Webvisions Keynote: Read/Write World - Blaise Aguera y Arcas

Read/Write World
Blaise Aguera y Arcas
  • Background: livelabs, bing maps
  • Topics
    • photosynth 2008-present
    • spatial media: driving/flying, crawling
    • reality mashup: putting it together
    • future
  • Photosynth
    • launched in 2008
    • Take groups of photos, computer does image processing to stitch together images in 3-dimension.
    • demo: 100+ pictures taken of a woman using an ordinary digital camera. you can pan, zoom, rotate around.
    • you can see point representation, rotate around an object, zoom in and out.
    • it’s a new kind of medium. it’s not a photo, not a video. it’s a 3 dimensional art form.
    • you can take pictures of people and bananas, but the really interesting part is buildings and places - photosynths of geographically bound locations. 
    • demo: bing maps
      • zoom into map, street view, etc.
      • but also... green zits. these are user contributed photosynths.
      • at the metropolitan museum in NY, a user contributed more than 1,000 photos of the greek exhibit. 
      • it’s enough that the point representation actually shows the entire floor plan, and you can zoom and move around in the space.
      • You can get Photosynth for the iPhone...
  • Microsoft imagery
    • aerial
    • oblique
    • streetside
    • high resolution areal photos of the entire united states and europe. not just cities, but everything. includes height data, terrain mapping, land use maps, building footprints, etc.
  • converge
    • the meta-data: the images will never all be in the same place, e.g. flickr photos at flickr, map tiles on microsoft servers. but the meta-data, the digital rights, the geospatial data, the semantic connection, named places... all of that is what really need to be converged.
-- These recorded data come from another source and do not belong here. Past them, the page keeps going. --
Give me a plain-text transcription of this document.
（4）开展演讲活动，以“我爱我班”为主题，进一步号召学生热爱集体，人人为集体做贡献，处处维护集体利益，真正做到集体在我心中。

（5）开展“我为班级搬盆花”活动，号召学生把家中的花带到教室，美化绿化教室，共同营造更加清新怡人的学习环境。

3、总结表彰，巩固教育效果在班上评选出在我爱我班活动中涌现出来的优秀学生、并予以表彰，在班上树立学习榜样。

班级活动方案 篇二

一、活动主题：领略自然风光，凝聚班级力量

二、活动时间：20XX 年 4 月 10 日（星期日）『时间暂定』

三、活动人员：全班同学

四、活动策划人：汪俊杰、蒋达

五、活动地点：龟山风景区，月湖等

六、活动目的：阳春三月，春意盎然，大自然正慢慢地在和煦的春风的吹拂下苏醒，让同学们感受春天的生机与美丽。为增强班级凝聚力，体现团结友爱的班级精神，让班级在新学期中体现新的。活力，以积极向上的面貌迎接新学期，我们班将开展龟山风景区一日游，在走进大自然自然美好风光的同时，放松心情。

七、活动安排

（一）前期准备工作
RML: real-life markup language.
    • service: need a single API to be able to ask “what’s available in this place”? It’s similar to how the value of the web is unlocked by having a search engine that indexes the web.
    • viewer: 
  • do it once, do it right...
    • read/write
    • realtime
    • nosql
    • uniformly represented rights
    • opensource viewers
    • mashup-friendly
  • consider...
    • keyframe + tracking = strong augmented reality.
      • weak augmented reality is using the GPS and compass to approximate where things are.
      • but strong augmented reality is taking the photo, matching it against the database, and now doing a highly precise annotation of the visual field.
  • questions
    • Q: What about the privacy issues?
      • every country has different rules
      • the stuff that is captured by microsoft is only in the public view, what anyone can see walking by...
      • the highest value imagery is downtown, businesses, stuff where people want visibility.
      • the privacy implications of indexing people’s images... it’s like the implications of indexing people’s web pages. in the beginning, there were people who put stuff up on the web, and figured it would be private if they just didn’t tell anyone the url. indexing search engines made this an unworkable approach to privacy, but added a ton of value to the web, and other tools (e.g. facebook) arose to maintain privacy where it is desired.
    • Q: temporal aspects to this - building facades over time, a construction site.
      • Yes, you want to be able to time travel as well as space travel. We have archival stuff no, we just haven’t added explicit time navigation.